Pour essayer de déterminer si cette nouvelle hypothèse de « l’ami mordeur de bras », Padian a pris les mesures d’un spécimen fossile presque complet appelé MOR 555. Sur la base de ces mesures, il suggère que certaines des précédentes hypothèses, y compris celles de l’aide sexuelle et des bras tranchants, sont peu probables, car les bras du T. rex sont tout simplement trop petits et trop faibles pour être utiles.
Le squelette monté de Tyrannosaurus rex Osborn, 1905, dans l’atrium du Valley Life Sciences Building de l’Université de Californie, Berkeley, basé principalement sur le squelette relativement complet du Museum of the Rockies (MOR 555), prélevé dans la formation Hell Creek du Montana, aux États-Unis. (Université de Californie à Berkeley)
Il pense plutôt qu’il aurait pu être avantageux sur le plan de l’évolution d’avoir des bras minuscules, afin de les écarter du passage lors de l’alimentation en groupe.
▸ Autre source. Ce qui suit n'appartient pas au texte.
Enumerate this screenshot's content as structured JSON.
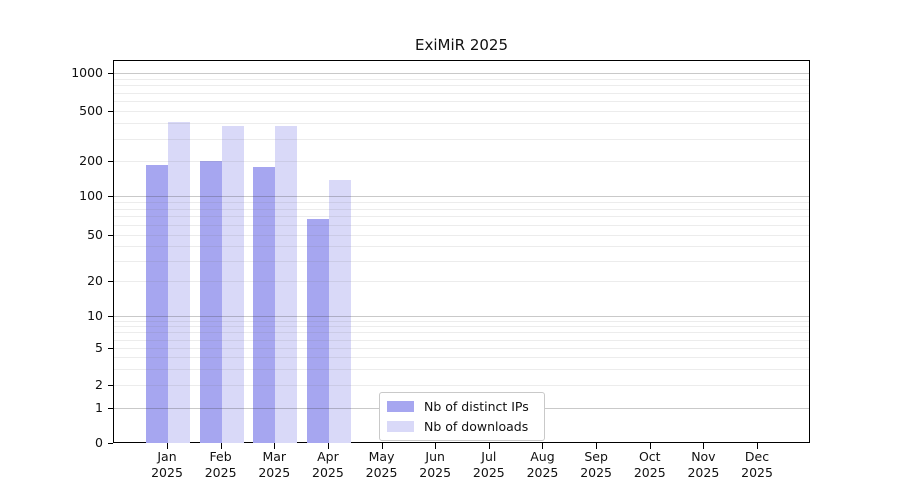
{
  "title": "ExiMiR 2025",
  "colors": {
    "ips": "#a6a6f0",
    "downloads": "#d9d9f8",
    "axis": "#000000",
    "grid_minor_rgba": "rgba(120,120,120,0.14)",
    "grid_major_rgba": "rgba(60,60,60,0.28)",
    "legend_border": "#c9c9c9"
  },
  "legend": {
    "items": [
      {
        "key": "ips",
        "label": "Nb of distinct IPs"
      },
      {
        "key": "downloads",
        "label": "Nb of downloads"
      }
    ]
  },
  "chart_data": {
    "type": "bar",
    "title": "ExiMiR 2025",
    "categories": [
      "Jan",
      "Feb",
      "Mar",
      "Apr",
      "May",
      "Jun",
      "Jul",
      "Aug",
      "Sep",
      "Oct",
      "Nov",
      "Dec"
    ],
    "year_label": "2025",
    "series": [
      {
        "name": "Nb of distinct IPs",
        "color_key": "ips",
        "values": [
          190,
          205,
          180,
          68,
          0,
          0,
          0,
          0,
          0,
          0,
          0,
          0
        ]
      },
      {
        "name": "Nb of downloads",
        "color_key": "downloads",
        "values": [
          420,
          385,
          385,
          140,
          0,
          0,
          0,
          0,
          0,
          0,
          0,
          0
        ]
      }
    ],
    "yticks": [
      0,
      1,
      2,
      5,
      10,
      20,
      50,
      100,
      200,
      500,
      1000
    ],
    "ylim": [
      0,
      1000
    ],
    "scale": "log-like (ticks 0,1,2,5,10,20,50,100,200,500,1000)",
    "xlabel": "",
    "ylabel": "",
    "grid": "horizontal log gridlines, decades darker",
    "legend_position": "inside bottom-center"
  }
}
Selon Padian dans son étude :
Des bras plus longs, surtout dans leur orientation naturelle, quelque peu étendue vers l’avant, les auraient fait entrer dans le champ d’action des mâchoires les plus meurtrières jamais recensées sur terre. Le risque de blessures, d’amputations, d’infections, de maladies et de mort finale aurait été une force sélective de réduction, indépendamment de la fonctionnalité résiduelle des membres.
Faisons donc l’hypothèse que la réduction de la taille des membres antérieurs était une fonction secondaire de la sélection pour autre chose. En tant que tel, nous ne devrions pas chercher la fonctionnalité de ces membres réduits, mais la façon dont cette réduction a servi un objectif plus large.
Bien sûr, comme les autres suggestions ci-dessus, il s’agit d’une hypothèse. Dans l’étude, Padian suggère quelques façons dont d’autres chercheurs pourraient la tester : par exemple, si nous trouvions relativement moins de marques de morsure sur les os de leurs bras que sur d’autres parties de leur corps.
Toujours selon Padian :
Ce que je voulais d’abord, c’était établir que les idées fonctionnelles dominantes ne fonctionnent tout simplement pas. Cela nous ramène à la case départ. Ensuite, nous pouvons adopter une approche intégrative, en pensant à l’organisation sociale, au comportement alimentaire et aux facteurs écologiques en dehors des considérations purement mécaniques.
L’étude publiée dans la revue Acta Palaeontologica Polonica : Why tyrannosaurid forelimbs were so short: An integrative hypothesis et présentée sur le site de à l’université de Californie à Berkeley : T. rex’s short arms may have lowered risk of bites during feeding frenzies.